Transparansi Dalam Jual Beli

Ahad pekan pertama bulan Mei, Masjid Ribath Al-Ibadah al-Islami sebagaimana biasa, mengkaji kitab Bulughul Marom. Pekan ini, masih membahas seputar jual beli, khususnya tentang Iqror. Iqror bisa diartikan Pengakuan/ungkapan/pernyataan  seorang penjual kepada pembeli, atau sebaliknya.


Jika masih ingat, beberapa kesempatan yang lalu, sudah di singgung prihal larangan berbuat riba, mencampuradukkan halal-haram  dalam jual beli, dan juga pernghianatan dalam berserikat. Beberapa hal tersebut, sebenarnya bisa dihindari, jika kedua belah pihak benar-benar mengerti cara jual beli yang baik. Salah satu caranya adalah seperti yang disabdakan Nabi Saw.

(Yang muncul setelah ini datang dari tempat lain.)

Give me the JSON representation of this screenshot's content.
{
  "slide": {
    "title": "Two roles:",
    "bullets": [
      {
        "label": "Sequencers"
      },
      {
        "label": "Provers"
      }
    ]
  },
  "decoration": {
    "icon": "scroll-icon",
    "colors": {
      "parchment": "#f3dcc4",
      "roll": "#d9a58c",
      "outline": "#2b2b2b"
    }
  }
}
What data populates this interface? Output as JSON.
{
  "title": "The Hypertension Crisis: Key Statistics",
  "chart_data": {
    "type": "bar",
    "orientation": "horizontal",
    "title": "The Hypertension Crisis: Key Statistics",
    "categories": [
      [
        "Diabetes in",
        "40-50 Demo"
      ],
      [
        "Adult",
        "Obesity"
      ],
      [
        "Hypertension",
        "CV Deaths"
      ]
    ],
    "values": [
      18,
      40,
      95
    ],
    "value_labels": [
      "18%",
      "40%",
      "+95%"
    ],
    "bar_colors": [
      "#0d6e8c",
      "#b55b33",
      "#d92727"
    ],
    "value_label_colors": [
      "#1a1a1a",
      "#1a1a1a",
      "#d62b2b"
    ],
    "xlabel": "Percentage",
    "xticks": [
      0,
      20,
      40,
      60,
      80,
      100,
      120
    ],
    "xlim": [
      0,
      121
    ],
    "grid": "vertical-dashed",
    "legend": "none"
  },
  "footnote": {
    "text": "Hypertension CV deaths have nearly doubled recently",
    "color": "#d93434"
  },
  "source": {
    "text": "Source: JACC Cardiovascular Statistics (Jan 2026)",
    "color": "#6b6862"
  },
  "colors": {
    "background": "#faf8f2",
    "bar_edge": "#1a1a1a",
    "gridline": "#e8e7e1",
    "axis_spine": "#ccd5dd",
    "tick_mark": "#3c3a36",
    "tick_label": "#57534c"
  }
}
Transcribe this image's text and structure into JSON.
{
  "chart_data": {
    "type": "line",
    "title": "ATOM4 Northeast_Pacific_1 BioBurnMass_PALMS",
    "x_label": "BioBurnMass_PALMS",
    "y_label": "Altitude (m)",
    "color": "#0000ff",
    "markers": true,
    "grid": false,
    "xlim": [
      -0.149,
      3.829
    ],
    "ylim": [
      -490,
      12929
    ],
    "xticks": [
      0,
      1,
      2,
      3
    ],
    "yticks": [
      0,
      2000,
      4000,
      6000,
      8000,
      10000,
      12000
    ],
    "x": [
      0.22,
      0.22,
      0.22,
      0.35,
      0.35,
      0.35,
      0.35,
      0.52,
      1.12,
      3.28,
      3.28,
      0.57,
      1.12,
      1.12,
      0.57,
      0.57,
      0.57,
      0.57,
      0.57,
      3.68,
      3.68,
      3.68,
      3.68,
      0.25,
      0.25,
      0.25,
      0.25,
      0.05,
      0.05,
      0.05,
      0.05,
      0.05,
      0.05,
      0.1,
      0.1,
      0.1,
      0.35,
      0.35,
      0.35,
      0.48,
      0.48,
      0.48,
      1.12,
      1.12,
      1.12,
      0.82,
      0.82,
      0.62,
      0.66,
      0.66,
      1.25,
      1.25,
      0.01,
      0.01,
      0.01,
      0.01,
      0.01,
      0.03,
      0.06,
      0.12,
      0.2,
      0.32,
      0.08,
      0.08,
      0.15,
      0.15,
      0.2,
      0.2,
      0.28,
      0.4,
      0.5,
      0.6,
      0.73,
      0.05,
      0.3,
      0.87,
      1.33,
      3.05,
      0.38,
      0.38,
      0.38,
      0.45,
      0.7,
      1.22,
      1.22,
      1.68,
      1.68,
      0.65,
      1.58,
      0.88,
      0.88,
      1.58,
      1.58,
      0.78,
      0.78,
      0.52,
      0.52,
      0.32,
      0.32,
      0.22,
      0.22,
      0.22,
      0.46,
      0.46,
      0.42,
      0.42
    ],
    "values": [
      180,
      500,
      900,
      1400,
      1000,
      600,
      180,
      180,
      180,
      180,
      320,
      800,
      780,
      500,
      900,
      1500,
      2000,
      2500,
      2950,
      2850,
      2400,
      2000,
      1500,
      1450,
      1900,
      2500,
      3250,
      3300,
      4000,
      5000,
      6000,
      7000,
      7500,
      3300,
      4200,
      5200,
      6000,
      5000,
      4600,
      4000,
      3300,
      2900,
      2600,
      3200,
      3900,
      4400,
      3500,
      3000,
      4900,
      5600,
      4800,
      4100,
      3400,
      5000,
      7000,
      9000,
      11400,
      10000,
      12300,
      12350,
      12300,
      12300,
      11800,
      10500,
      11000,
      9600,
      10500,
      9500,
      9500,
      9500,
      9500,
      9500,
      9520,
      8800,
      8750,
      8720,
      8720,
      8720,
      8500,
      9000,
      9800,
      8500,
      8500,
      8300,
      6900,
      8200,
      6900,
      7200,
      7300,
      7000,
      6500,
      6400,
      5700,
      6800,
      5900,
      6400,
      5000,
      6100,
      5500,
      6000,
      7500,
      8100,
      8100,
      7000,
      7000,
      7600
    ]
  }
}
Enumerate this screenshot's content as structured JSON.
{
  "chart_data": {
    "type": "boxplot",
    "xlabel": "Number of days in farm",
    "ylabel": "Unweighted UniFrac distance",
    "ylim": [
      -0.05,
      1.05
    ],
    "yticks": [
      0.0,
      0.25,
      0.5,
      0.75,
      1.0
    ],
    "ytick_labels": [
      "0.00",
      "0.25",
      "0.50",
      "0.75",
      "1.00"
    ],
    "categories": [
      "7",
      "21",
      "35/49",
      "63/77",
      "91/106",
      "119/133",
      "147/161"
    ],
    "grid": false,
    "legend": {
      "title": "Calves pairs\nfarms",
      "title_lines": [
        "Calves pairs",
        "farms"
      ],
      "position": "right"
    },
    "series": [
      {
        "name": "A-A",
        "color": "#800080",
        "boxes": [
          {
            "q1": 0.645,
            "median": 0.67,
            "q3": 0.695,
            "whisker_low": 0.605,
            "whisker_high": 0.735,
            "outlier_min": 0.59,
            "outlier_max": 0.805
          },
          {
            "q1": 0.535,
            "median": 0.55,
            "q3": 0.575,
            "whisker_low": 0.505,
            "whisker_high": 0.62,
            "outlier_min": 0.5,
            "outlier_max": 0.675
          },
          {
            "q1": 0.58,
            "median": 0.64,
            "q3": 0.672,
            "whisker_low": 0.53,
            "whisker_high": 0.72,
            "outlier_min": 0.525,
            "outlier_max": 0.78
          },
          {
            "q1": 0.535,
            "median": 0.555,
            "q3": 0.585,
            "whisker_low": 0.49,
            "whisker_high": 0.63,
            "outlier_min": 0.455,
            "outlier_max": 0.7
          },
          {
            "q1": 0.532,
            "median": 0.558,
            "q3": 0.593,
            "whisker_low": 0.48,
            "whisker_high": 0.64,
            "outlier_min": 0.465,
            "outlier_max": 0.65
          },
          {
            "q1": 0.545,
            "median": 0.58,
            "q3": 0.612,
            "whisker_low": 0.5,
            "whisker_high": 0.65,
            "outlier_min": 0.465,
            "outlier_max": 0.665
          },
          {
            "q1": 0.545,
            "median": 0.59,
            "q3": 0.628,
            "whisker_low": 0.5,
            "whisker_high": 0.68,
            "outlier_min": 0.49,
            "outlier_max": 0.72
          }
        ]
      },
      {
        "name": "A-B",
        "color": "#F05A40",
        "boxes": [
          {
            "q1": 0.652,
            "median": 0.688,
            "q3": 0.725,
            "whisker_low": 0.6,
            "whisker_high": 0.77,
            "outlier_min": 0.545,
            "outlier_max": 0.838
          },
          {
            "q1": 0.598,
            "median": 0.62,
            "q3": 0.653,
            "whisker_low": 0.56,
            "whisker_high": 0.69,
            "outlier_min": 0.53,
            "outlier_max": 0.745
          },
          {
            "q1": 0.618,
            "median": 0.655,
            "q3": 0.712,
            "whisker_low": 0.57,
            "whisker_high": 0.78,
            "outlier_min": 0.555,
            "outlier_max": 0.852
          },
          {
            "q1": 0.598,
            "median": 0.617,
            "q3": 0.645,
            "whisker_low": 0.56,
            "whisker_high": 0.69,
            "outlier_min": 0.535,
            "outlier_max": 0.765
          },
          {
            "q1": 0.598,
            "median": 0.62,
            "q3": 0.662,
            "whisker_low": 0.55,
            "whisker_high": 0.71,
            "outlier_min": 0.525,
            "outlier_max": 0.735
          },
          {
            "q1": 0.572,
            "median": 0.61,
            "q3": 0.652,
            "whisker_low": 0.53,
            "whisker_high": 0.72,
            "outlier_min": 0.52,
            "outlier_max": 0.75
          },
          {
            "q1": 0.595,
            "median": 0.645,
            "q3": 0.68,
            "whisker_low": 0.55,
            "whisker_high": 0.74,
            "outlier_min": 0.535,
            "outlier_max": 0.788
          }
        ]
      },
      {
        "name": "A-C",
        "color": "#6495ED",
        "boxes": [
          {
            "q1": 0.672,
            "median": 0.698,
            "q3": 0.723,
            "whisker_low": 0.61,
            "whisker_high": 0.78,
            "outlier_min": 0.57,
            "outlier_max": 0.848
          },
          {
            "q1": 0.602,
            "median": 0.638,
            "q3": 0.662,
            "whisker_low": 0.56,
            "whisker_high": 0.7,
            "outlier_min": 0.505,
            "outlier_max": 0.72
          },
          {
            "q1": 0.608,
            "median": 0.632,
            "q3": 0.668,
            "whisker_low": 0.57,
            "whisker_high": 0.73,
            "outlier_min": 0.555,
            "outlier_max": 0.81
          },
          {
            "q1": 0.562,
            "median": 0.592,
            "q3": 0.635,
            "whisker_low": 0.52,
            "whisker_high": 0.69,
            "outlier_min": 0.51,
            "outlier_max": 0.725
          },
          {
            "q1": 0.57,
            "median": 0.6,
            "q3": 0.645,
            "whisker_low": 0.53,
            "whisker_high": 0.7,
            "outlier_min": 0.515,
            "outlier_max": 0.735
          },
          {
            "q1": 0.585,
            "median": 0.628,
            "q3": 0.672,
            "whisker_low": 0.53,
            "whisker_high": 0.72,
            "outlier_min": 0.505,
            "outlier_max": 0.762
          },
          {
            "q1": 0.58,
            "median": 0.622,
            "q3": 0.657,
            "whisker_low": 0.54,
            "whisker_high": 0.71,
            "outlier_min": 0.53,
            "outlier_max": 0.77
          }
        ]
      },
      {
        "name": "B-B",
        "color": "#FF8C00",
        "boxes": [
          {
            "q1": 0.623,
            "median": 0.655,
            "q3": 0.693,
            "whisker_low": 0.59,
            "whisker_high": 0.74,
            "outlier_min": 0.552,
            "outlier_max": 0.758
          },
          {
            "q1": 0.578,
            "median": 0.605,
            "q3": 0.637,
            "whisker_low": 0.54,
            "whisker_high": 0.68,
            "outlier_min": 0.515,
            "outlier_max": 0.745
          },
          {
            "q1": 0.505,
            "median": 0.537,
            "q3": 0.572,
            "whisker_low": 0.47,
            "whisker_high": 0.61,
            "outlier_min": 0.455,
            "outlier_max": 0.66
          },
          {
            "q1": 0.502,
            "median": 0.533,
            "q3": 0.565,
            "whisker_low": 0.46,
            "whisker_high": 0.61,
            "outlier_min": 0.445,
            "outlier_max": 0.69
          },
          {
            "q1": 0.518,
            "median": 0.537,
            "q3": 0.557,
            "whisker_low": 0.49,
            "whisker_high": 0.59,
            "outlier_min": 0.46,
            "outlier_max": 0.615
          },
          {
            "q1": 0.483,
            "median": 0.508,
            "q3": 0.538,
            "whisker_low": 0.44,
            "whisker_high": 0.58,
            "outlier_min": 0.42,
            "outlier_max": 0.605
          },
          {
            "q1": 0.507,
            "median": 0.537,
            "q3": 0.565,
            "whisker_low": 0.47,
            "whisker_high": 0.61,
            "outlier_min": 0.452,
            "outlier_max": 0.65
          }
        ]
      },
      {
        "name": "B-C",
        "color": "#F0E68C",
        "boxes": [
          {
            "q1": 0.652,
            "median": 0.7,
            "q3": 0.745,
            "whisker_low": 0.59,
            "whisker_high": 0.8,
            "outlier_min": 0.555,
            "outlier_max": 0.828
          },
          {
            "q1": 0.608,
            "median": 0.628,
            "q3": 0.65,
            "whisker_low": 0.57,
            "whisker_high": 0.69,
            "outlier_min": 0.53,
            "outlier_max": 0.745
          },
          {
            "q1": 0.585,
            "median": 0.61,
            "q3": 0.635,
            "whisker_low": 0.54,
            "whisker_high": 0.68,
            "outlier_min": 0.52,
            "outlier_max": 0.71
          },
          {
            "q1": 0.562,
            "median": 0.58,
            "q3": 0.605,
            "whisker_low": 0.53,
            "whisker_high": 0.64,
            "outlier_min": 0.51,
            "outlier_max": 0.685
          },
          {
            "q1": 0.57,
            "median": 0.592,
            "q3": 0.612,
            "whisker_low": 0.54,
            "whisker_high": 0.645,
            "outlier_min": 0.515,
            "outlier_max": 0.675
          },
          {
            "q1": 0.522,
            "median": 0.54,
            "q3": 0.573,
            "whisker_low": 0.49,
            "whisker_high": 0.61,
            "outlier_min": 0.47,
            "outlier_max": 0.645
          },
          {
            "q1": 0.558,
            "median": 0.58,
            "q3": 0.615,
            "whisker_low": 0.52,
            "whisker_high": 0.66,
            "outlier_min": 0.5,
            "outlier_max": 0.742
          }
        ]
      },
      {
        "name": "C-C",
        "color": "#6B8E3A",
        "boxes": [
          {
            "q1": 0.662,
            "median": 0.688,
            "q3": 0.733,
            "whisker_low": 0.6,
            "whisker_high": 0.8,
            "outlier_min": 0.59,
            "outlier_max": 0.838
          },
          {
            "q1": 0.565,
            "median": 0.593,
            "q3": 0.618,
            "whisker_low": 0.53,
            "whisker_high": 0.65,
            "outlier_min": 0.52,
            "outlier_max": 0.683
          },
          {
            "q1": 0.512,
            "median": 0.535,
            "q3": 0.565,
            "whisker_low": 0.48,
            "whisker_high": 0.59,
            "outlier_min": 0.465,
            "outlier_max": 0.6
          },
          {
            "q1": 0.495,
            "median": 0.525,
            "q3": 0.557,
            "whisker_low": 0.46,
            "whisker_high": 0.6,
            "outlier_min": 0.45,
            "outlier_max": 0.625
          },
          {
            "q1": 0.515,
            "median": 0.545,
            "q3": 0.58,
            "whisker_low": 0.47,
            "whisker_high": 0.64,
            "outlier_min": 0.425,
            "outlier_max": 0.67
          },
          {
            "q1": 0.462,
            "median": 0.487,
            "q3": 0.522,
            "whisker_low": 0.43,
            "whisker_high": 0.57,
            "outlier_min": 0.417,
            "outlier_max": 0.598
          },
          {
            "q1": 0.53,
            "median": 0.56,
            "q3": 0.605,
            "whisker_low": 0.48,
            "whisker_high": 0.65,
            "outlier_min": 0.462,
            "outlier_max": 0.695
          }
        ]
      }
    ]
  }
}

عنْ أَبِي ذَرٍّ رضي الله عنه قَالَ: قَالَ لِي رَسُولُ اَللَّهِ صلى الله عليه وسلم ( قُلِ اَلْحَقَّ, وَلَوْ كَانَ مُرًّا)  صَحَّحَهُ اِبْنُ حِبَّانَ فِي حَدِيثٍ طَوِيل
Dari Abi dzar R. Huma berkata : Rosululloh Saw. bersabda “Berkatalah yang benar, meskipun itu pahit”(Shohih menurut Ibnu Hibban)

Kejujuran dalam berniaga adalah syarat yang sangat vital, yang tidak boleh ditinggalkan. Sebab tanpa adanya kejujuran,  cepat atau lambat, usahayang dilakukan akan menemukan kendala dan yang jelas merugikan semua pihak. Dengan iqror akad jual beli yang tidak jujur, berarti tidak ada transparansi di dalam transaksi tersebut. semisal dalam mendeskripsikan barang, harus sejelas mungkin, jika ada cacat, harus diterangkan dengan jelas.   

Maka seyogyanya dalam jual beli, harus dibuat setrasparan mungkin agar tidak ada potensi penipuan dan kerugian diakhirnya. Dengan iqoror akad jual beli yang jujur dan jelas, akan menguntungkan kedua belah pihak yang bertransaksi, dan yang jelas akan banyak keberkahan didalam rizki yang diperoleh dari transaksi tersebut. Wallohu a’lam.